The city has since opened two more harbor swim areas and even allows brave souls to take a dip during the winter.

Water quality is monitored constantly. Heavy rains sometimes cause runoff that contaminates swimming areas, but they typically close just two to three days a year.

SJ Port, the conservancy’s development and communications director, said a swimming area in the Charles would be monitored and would be closed temporarily if measurements showed high bacteria levels.

Boston Public Library/Leslie Jones Collection

People swam at Charles Bank in 1940.

The river’s water quality has improved dramatically since it inspired the Standells’ song “Dirty Water” in 1966. In 2015, the most recent year for which data are available, it met federal standards for swimming about 70 percent of the time, up from just 19 percent in 1995.

Conservancy officials say the ratio of swimmable days is even higher during the summer.

There are, of course, key differences between what Paris and Copenhagen have done and the proposal for Boston.

Perhaps most notable: The two European projects were led by city governments, giving them clear sources of funding and streamlining regulatory approvals.

The Charles River proposal, meanwhile, is backed by a nonprofit that must rely on outside financial and political backing.

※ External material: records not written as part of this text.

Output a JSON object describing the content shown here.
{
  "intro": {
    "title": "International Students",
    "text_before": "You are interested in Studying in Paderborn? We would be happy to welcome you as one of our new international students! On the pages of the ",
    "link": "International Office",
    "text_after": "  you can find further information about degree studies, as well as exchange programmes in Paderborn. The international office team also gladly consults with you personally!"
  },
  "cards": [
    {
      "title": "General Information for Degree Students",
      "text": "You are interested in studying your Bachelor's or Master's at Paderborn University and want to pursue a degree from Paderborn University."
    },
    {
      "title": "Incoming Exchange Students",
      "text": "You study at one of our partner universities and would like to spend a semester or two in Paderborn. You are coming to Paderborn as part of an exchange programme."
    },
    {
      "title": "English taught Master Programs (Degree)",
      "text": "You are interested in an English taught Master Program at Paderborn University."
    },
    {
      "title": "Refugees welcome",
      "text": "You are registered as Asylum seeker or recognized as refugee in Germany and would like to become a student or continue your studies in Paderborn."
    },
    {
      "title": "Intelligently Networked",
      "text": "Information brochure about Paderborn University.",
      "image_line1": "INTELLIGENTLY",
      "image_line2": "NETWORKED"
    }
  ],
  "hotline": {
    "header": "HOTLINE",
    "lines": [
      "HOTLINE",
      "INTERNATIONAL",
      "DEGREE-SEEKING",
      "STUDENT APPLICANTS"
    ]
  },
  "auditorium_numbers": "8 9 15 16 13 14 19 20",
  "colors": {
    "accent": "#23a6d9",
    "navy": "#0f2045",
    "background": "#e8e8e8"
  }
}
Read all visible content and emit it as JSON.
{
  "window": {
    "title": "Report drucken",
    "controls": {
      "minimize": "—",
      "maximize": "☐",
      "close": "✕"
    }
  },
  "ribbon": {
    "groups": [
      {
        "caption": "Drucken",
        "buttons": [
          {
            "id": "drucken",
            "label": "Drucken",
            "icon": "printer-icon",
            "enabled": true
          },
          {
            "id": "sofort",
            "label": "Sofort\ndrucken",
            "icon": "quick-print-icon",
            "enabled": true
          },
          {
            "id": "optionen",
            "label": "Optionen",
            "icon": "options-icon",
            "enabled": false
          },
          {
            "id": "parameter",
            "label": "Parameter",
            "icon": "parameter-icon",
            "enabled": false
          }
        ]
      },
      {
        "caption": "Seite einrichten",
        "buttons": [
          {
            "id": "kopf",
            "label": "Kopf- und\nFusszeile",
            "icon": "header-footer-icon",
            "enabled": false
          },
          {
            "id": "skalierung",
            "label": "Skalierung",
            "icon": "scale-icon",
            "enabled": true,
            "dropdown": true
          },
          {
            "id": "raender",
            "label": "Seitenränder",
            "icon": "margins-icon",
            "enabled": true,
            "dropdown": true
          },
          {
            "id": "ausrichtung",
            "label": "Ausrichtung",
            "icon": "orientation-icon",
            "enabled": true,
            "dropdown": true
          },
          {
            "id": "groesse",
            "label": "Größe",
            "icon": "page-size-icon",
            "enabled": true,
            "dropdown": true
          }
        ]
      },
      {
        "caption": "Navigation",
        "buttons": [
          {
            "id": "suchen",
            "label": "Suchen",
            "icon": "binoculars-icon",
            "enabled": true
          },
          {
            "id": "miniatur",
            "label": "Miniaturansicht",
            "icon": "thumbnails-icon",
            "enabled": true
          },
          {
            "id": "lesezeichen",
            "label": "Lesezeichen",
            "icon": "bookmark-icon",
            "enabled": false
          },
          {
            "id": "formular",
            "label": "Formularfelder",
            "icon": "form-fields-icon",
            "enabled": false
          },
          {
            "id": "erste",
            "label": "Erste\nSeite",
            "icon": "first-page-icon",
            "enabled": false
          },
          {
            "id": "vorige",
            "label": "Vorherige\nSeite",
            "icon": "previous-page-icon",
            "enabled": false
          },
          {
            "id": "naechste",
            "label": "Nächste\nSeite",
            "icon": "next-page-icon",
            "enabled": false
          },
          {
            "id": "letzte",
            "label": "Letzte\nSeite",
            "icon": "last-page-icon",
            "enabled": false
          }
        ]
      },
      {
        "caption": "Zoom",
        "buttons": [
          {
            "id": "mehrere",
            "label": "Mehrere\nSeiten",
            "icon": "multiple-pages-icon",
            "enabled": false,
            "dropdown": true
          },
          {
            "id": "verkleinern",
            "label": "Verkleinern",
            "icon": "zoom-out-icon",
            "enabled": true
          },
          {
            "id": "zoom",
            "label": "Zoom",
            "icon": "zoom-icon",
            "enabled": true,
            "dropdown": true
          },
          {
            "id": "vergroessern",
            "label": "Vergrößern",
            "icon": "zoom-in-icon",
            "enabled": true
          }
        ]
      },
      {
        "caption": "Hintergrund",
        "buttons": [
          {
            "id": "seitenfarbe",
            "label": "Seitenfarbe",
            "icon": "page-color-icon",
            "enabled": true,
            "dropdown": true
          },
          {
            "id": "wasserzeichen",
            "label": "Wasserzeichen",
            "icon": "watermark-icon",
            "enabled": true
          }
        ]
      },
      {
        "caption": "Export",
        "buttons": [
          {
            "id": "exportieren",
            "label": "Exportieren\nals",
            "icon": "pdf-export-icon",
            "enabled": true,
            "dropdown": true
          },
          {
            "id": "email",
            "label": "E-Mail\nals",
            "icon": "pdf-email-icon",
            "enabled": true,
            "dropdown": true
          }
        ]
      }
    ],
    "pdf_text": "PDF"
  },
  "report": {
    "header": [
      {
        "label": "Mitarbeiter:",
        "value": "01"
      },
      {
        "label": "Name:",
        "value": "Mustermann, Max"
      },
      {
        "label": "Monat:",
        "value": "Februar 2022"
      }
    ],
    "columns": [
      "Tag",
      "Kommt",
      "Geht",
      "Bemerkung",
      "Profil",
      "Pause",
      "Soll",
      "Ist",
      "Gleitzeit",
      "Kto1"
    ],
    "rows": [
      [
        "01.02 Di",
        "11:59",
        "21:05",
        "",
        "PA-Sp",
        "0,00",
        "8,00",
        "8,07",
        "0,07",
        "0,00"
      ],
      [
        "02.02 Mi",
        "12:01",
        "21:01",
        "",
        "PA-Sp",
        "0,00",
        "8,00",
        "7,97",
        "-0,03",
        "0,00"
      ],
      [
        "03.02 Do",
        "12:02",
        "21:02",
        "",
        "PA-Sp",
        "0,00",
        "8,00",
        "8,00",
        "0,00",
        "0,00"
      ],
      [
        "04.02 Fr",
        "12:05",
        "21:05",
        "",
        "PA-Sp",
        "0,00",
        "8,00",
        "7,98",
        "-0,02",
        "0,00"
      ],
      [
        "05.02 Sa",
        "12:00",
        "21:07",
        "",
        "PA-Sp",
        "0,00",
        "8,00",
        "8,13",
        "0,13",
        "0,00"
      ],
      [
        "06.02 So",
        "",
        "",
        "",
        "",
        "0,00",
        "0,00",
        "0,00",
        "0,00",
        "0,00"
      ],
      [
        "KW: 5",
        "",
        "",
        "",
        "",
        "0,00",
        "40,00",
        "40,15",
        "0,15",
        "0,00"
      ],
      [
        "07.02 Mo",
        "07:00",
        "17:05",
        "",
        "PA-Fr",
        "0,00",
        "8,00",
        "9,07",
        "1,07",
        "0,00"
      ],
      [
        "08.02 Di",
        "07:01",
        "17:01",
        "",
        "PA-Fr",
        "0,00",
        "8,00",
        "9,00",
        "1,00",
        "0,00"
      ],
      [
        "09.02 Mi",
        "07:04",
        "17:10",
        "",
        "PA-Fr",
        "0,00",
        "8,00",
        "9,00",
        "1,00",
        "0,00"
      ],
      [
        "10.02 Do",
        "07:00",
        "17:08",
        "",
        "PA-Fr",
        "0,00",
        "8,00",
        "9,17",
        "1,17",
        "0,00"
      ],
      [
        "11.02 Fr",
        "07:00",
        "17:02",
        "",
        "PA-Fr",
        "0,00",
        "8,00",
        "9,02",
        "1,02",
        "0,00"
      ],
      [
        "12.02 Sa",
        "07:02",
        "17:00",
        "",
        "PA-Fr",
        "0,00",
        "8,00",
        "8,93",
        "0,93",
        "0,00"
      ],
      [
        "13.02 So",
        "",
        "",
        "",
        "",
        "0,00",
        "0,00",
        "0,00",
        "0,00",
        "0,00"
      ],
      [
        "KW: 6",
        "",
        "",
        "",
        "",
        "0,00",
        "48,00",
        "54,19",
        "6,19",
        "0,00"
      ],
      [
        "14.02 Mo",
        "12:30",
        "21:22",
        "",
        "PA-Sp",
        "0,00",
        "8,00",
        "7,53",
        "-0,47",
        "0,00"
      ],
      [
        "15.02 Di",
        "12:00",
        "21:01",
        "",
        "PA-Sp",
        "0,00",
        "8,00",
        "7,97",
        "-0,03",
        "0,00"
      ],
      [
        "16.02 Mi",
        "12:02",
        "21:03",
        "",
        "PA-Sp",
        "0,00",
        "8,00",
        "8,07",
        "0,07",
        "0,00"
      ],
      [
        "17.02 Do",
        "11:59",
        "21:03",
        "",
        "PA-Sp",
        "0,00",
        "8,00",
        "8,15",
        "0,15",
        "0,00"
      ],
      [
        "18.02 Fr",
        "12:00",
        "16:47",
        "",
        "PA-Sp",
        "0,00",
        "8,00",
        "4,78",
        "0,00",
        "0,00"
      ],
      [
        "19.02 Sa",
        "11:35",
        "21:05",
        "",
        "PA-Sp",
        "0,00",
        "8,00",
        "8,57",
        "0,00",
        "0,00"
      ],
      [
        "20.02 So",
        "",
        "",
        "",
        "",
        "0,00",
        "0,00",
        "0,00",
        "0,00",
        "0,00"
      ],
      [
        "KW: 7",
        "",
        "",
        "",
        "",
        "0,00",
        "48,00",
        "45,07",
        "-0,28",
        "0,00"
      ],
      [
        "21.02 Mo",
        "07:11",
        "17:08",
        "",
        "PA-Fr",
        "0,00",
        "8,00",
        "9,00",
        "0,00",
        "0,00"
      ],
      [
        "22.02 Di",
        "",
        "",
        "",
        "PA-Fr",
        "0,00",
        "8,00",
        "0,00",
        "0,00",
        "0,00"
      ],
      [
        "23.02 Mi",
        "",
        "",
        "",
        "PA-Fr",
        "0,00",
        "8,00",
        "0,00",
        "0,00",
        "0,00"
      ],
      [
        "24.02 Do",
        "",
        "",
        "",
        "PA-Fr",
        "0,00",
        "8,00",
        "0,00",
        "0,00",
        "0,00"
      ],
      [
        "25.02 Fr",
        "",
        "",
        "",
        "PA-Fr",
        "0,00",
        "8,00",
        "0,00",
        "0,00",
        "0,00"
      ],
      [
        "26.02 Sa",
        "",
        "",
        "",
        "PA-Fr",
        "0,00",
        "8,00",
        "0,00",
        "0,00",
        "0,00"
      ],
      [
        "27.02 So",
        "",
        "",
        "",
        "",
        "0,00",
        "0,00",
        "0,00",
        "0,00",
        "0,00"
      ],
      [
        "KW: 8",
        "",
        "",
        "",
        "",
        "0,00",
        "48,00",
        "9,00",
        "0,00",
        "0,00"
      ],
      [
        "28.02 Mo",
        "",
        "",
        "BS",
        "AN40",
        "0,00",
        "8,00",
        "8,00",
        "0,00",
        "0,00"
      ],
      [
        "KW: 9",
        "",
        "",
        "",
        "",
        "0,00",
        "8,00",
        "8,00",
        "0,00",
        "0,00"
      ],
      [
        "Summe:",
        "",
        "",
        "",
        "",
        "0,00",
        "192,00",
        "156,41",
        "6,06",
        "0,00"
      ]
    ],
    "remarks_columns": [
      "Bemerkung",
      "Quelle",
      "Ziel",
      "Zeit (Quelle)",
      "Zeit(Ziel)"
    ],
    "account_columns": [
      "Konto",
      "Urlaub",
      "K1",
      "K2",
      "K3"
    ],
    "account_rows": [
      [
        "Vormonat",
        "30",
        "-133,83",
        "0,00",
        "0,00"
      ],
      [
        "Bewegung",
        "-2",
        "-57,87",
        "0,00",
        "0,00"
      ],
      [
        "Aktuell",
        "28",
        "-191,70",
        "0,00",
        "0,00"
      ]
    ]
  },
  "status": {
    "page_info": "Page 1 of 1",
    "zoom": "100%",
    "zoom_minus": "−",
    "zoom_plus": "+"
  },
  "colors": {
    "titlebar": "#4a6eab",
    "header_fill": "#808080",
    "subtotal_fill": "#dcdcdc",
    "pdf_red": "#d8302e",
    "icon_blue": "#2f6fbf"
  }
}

The Boston group expects it will still need to raise several million dollars for the project. And it expects to need approvals from various governmental bodies, including state and federal agencies and the cities of Boston and Cambridge.

And, even with water-quality issues addressed, there are unique physical challenges to overcome. For example, the conservancy is still studying designs to ensure swimmers don’t kick up sediments at the bottom of the Charles, which may contain hazards, including contaminants and debris.

Opening urban waterways for swimming has also been proposed in other cities around the world, including New York; Portland, Ore.; Montreal; Berlin; London; and Melbourne.

In most of those places, as with the Charles, the proposals seem a ways away from being reality.

For now, conservancy officials plan to continue studying and lobbying for their idea.

Port said there’s no better way to recruit supporters than to have them plunge into the Charles themselves.

“You have an incredible view from that water,” she said. “You feel like you’re in a postcard.”